Теперь уже и майор перешел на шепот:
-А чехо ему у нас-то надо?
-Откуда я знаю?... Открывать?
-Ну, что делать? Не рухаться же с ним. Открывай.
Виталий осторожно, стараясь не высовываться,  выглянул из своего туалета. Из него открывается отличный вид как раз на входную дверь. Хорошо просматривается  широкая корма Наяды Романовны, что-то долго возится с замком. Наконец, справляется, и Виталий видит, как дверью входит  человек. В струящемся, переливающемся  разными красками,  шелковом халате. Совсем еще не старый. Лет около тридцати. Высокий, но тощенький, белобрысенький, в очечках с блестящей металлической оправой. Вокруг длинной тонкой шеи, почти как у кенгуру, намотано махровое полотенце.
-Прошу прощенья…В столь поздний час… - Голос тихий, но значительный. – У вас не найдется хоть что-нибудь…от мигрени?

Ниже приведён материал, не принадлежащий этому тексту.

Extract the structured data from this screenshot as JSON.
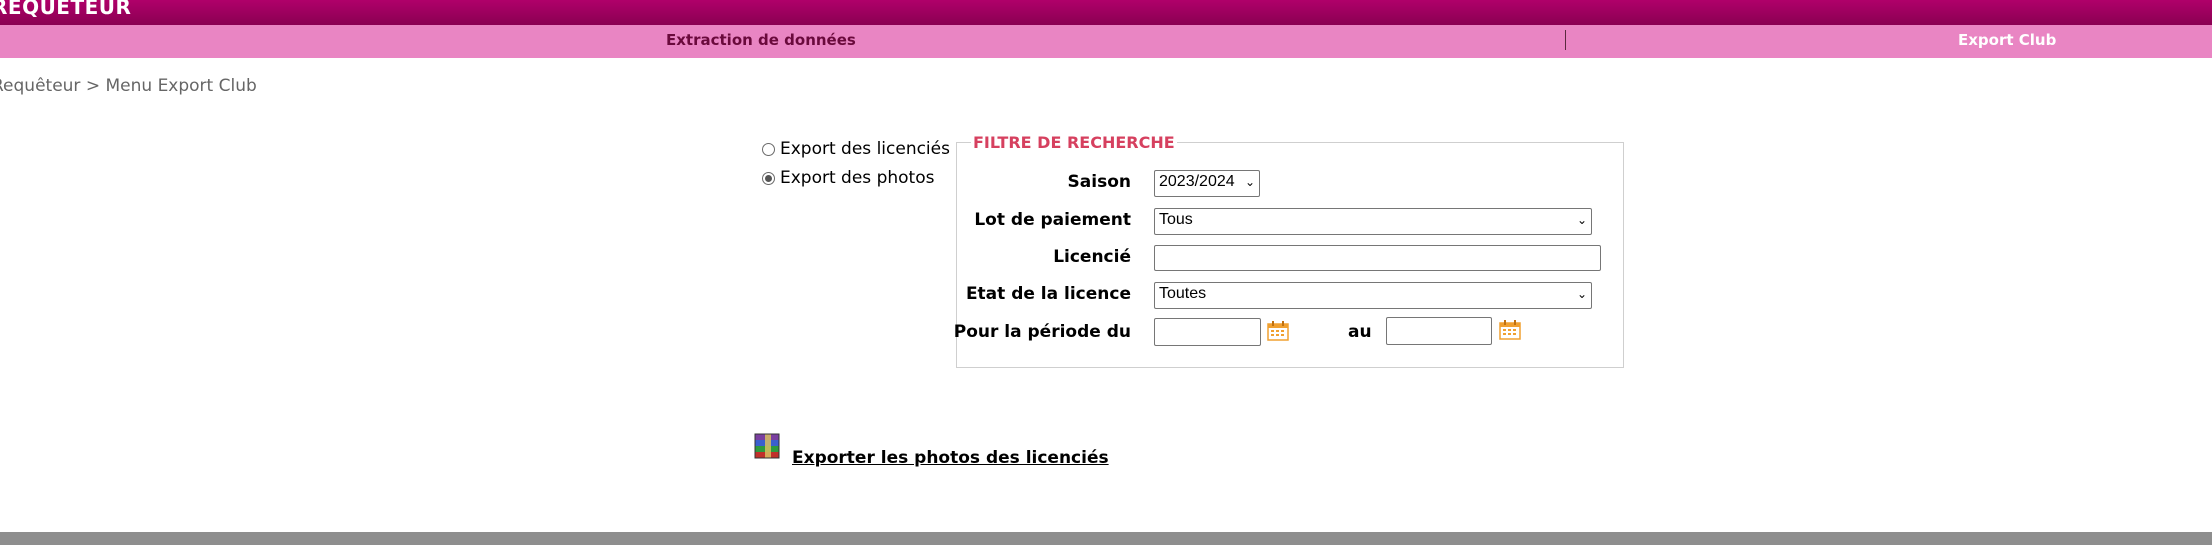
{
  "app": {
    "title": "REQUETEUR"
  },
  "menu": {
    "items": [
      {
        "label": "Extraction de données"
      },
      {
        "label": "Export Club"
      }
    ]
  },
  "breadcrumb": {
    "parent": "Requêteur",
    "separator": ">",
    "current": "Menu Export Club"
  },
  "export_options": [
    {
      "label": "Export des licenciés",
      "selected": false
    },
    {
      "label": "Export des photos",
      "selected": true
    }
  ],
  "filter": {
    "legend": "FILTRE DE RECHERCHE",
    "saison": {
      "label": "Saison",
      "value": "2023/2024"
    },
    "lot_paiement": {
      "label": "Lot de paiement",
      "value": "Tous"
    },
    "licencie": {
      "label": "Licencié",
      "value": ""
    },
    "etat_licence": {
      "label": "Etat de la licence",
      "value": "Toutes"
    },
    "periode": {
      "label": "Pour la période du",
      "from_value": "",
      "to_label": "au",
      "to_value": ""
    }
  },
  "export_action": {
    "label": "Exporter les photos des licenciés "
  },
  "colors": {
    "header": "#9a005c",
    "menubar": "#e985c3",
    "legend": "#d6405f"
  },
  "icons": {
    "calendar": "calendar-icon",
    "archive": "winrar-archive-icon",
    "chevron": "chevron-down-icon"
  }
}
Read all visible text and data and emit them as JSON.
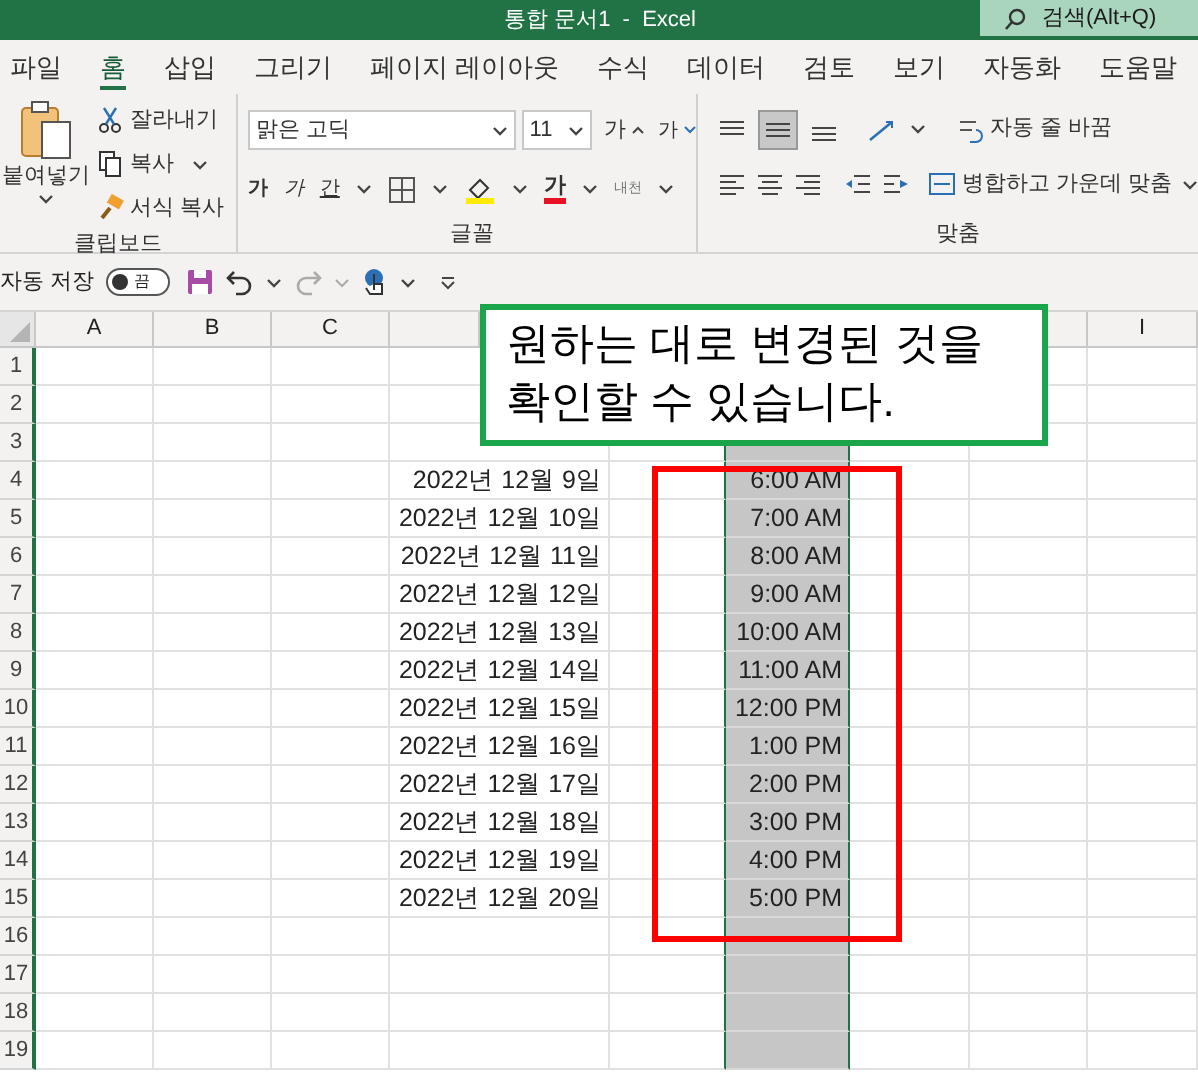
{
  "window": {
    "title": "통합 문서1  -  Excel",
    "search": {
      "placeholder": "검색(Alt+Q)"
    }
  },
  "tabs": [
    {
      "label": "파일",
      "selected": false
    },
    {
      "label": "홈",
      "selected": true
    },
    {
      "label": "삽입",
      "selected": false
    },
    {
      "label": "그리기",
      "selected": false
    },
    {
      "label": "페이지 레이아웃",
      "selected": false
    },
    {
      "label": "수식",
      "selected": false
    },
    {
      "label": "데이터",
      "selected": false
    },
    {
      "label": "검토",
      "selected": false
    },
    {
      "label": "보기",
      "selected": false
    },
    {
      "label": "자동화",
      "selected": false
    },
    {
      "label": "도움말",
      "selected": false
    }
  ],
  "ribbon": {
    "clipboard": {
      "paste": "붙여넣기",
      "cut": "잘라내기",
      "copy": "복사",
      "format_painter": "서식 복사",
      "label": "클립보드"
    },
    "font": {
      "font_name": "맑은 고딕",
      "font_size": "11",
      "grow": "가",
      "shrink": "가",
      "bold": "가",
      "italic": "가",
      "underline": "간",
      "font_color": "가",
      "phonetic": "내천",
      "label": "글꼴"
    },
    "alignment": {
      "wrap_text": "자동 줄 바꿈",
      "merge_center": "병합하고 가운데 맞춤",
      "label": "맞춤"
    }
  },
  "quick_access": {
    "autosave_label": "자동 저장",
    "autosave": {
      "on": false,
      "text": "끔"
    }
  },
  "columns": [
    "A",
    "B",
    "C",
    "I"
  ],
  "rows": [
    {
      "header": "1"
    },
    {
      "header": "2"
    },
    {
      "header": "3",
      "column_6_selected": true
    },
    {
      "header": "4",
      "date": "2022년 12월 9일",
      "time": "6:00 AM",
      "column_6_selected": true
    },
    {
      "header": "5",
      "date": "2022년 12월 10일",
      "time": "7:00 AM",
      "column_6_selected": true
    },
    {
      "header": "6",
      "date": "2022년 12월 11일",
      "time": "8:00 AM",
      "column_6_selected": true
    },
    {
      "header": "7",
      "date": "2022년 12월 12일",
      "time": "9:00 AM",
      "column_6_selected": true
    },
    {
      "header": "8",
      "date": "2022년 12월 13일",
      "time": "10:00 AM",
      "column_6_selected": true
    },
    {
      "header": "9",
      "date": "2022년 12월 14일",
      "time": "11:00 AM",
      "column_6_selected": true
    },
    {
      "header": "10",
      "date": "2022년 12월 15일",
      "time": "12:00 PM",
      "column_6_selected": true
    },
    {
      "header": "11",
      "date": "2022년 12월 16일",
      "time": "1:00 PM",
      "column_6_selected": true
    },
    {
      "header": "12",
      "date": "2022년 12월 17일",
      "time": "2:00 PM",
      "column_6_selected": true
    },
    {
      "header": "13",
      "date": "2022년 12월 18일",
      "time": "3:00 PM",
      "column_6_selected": true
    },
    {
      "header": "14",
      "date": "2022년 12월 19일",
      "time": "4:00 PM",
      "column_6_selected": true
    },
    {
      "header": "15",
      "date": "2022년 12월 20일",
      "time": "5:00 PM",
      "column_6_selected": true
    },
    {
      "header": "16",
      "column_6_selected": true
    },
    {
      "header": "17",
      "column_6_selected": true
    },
    {
      "header": "18",
      "column_6_selected": true
    },
    {
      "header": "19",
      "column_6_selected": true
    }
  ],
  "callout": {
    "text": "원하는 대로 변경된 것을 확인할 수 있습니다."
  }
}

-От чего не найдется? – Переспросила окончательно растерявшаяся Наяда Романовна.
-Пусть будет лучше – от головной боли. Так понятнее?
-Да, так понятнее, - согласилась Наяда Романовна. – Вы проходите, проходите, не стесняйтесь.
-Благодарю вас. – Нежданный гость  ступил в прихожую.
-Вы пока тут, а я… счас, - Наяда Романовна куда-то отплыла, а Виталий через свою туалетную щелочку по-прежнему разглядывает  гостя.
Где-то он его уже видел. И совсем недавно. Да, на утреннем плацу, на разводе, когда весь полк подняли по тревоге. А этот… Он стоял в отдельной кучке проверяющих и обратил на себя внимание Виталия именно своей выдающейся худобой и поблескивающими очечками. Хотя полотенца вокруг шеи тогда у него не было. И тут что-то подсказало Виталию: «Вот шанс! Если хочешь… Или, точнее, не хочешь». Больше думать не стал, - вот-вот вернется Наяда Романовна, и все непонятно как закрутится, - решительно вышел из туалета. Только успел, а Наяда Романовна уже тут как тут, промчалась мимо застывшего у двери Виталия, как вихрь.
-Ну,  вот вам, - подает. – Тут вам сразу все лекарства зараз. Пейте на здоровье.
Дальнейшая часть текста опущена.